Despite the wonderful yellow colour, Pepper Dulse seaweed, Laurencia or Osmundea pinnafitida (Hudson) Lamouroux, is a member of the Rhodophycae or red seaweeds. The colour varies according to the conditions where the seaweed grows. Low in the tidal range, Pepper Dulse has a purple brown colour. In bright sunlit conditions and higher up the range this alga becomes more green than red – and in this instance looks almost golden. (I have found this seaweed washed up at Studland Bay with fronds that were half red shading to green). The plants in these photographs were growing in linear cracks on the rocks along the water’s edge at Osmington Bay in late May.
Seen here, the Pepper Dulse is growing alongside the pink and white finer fronds of the calcareous Coral Weed, Corallina officinalis Linnaeus. Pepper Dulse has alternate branching along the stem and short, stubby, and flattened branchlets. Its thick juicey-looking fronds mean that it is quite a robust alga and can resist the effects of severe wave action.

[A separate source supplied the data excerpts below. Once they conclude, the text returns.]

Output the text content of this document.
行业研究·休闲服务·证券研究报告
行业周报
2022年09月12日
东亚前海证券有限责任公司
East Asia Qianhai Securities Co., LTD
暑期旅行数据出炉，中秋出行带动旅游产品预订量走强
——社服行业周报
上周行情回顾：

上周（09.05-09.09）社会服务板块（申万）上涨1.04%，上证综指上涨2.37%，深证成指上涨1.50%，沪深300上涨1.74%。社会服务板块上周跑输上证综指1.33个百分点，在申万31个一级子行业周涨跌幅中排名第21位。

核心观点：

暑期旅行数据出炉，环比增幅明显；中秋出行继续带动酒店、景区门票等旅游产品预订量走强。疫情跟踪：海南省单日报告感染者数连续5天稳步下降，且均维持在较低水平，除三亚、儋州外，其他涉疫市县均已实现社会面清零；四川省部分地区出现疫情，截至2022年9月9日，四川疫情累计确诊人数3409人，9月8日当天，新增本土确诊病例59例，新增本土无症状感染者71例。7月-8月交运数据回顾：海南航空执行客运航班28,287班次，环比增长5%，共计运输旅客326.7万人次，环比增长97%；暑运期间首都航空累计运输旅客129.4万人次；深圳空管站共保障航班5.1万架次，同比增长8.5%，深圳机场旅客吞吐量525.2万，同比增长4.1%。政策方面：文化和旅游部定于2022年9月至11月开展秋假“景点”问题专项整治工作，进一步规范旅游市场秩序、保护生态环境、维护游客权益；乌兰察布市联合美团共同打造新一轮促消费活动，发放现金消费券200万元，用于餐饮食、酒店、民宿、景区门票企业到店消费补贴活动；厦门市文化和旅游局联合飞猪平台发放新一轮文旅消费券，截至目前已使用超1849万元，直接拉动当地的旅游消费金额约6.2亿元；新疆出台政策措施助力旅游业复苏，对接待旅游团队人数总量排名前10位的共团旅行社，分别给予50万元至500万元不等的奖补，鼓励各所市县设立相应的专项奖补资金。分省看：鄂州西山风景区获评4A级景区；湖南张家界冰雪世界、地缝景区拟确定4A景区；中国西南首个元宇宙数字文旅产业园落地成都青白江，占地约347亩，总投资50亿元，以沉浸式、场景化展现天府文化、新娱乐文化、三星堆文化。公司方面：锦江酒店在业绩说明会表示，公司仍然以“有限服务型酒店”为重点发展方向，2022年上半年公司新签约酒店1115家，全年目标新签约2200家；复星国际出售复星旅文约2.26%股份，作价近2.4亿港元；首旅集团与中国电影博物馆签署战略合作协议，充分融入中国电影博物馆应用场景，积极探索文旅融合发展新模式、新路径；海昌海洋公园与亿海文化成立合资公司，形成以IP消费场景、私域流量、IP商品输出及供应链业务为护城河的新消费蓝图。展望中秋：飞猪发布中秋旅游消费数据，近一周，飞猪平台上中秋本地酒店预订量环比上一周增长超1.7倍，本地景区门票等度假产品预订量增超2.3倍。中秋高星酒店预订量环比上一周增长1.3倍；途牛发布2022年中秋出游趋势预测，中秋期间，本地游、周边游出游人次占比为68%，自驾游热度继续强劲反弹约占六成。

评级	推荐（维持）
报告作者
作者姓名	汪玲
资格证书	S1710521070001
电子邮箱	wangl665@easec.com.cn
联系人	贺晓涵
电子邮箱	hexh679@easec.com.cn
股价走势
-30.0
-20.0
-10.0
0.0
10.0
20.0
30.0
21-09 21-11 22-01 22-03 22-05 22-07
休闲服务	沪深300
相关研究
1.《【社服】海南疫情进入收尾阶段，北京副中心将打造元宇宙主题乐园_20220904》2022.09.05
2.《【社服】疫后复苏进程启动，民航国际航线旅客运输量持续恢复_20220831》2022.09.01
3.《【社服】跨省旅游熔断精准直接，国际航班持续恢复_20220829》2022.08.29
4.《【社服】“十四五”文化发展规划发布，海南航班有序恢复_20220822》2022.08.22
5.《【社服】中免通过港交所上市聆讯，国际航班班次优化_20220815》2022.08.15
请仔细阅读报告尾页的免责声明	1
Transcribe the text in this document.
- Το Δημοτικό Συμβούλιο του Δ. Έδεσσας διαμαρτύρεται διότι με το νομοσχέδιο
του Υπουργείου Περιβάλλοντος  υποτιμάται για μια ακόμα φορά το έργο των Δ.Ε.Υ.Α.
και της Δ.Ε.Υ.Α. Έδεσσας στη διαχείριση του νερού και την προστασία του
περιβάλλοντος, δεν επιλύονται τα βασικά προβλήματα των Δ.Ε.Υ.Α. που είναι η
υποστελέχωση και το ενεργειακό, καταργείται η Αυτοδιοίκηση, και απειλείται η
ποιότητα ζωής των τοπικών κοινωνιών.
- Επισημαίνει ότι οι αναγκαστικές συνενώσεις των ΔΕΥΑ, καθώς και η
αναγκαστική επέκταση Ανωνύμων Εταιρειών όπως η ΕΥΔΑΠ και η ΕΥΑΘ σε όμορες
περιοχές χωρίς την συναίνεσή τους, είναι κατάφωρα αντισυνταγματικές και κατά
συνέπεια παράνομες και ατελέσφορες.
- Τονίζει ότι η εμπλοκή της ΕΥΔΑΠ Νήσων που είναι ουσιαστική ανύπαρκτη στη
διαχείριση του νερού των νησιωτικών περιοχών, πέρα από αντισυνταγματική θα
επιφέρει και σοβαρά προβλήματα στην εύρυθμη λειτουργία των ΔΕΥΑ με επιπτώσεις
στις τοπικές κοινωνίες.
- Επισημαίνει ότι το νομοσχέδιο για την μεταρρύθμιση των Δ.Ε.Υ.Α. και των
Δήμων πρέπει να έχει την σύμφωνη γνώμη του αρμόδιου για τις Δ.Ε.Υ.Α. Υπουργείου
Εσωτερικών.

Sizes of the plants are variable depending how high or low on the shore the seaweed grows. It grows longer further down the shore; and is at its longest in shaded positions. Normally it ranges between 7cm to 20 cm high. However, high on the mid-shore in bright sunlight these examples were just a fringe of short tufts little more than 2cm.
Pepper Dulse is one of the edible British seaweeds. Sheep are said to be fond of eating it. It is reported that it is a bit rubbery to chew and tastes mostly of salt – but I am not certain if that means cooked or raw. Other textbooks say that, in the past, this seaweed was dried and ground up into a peppery powder that was used to spice food.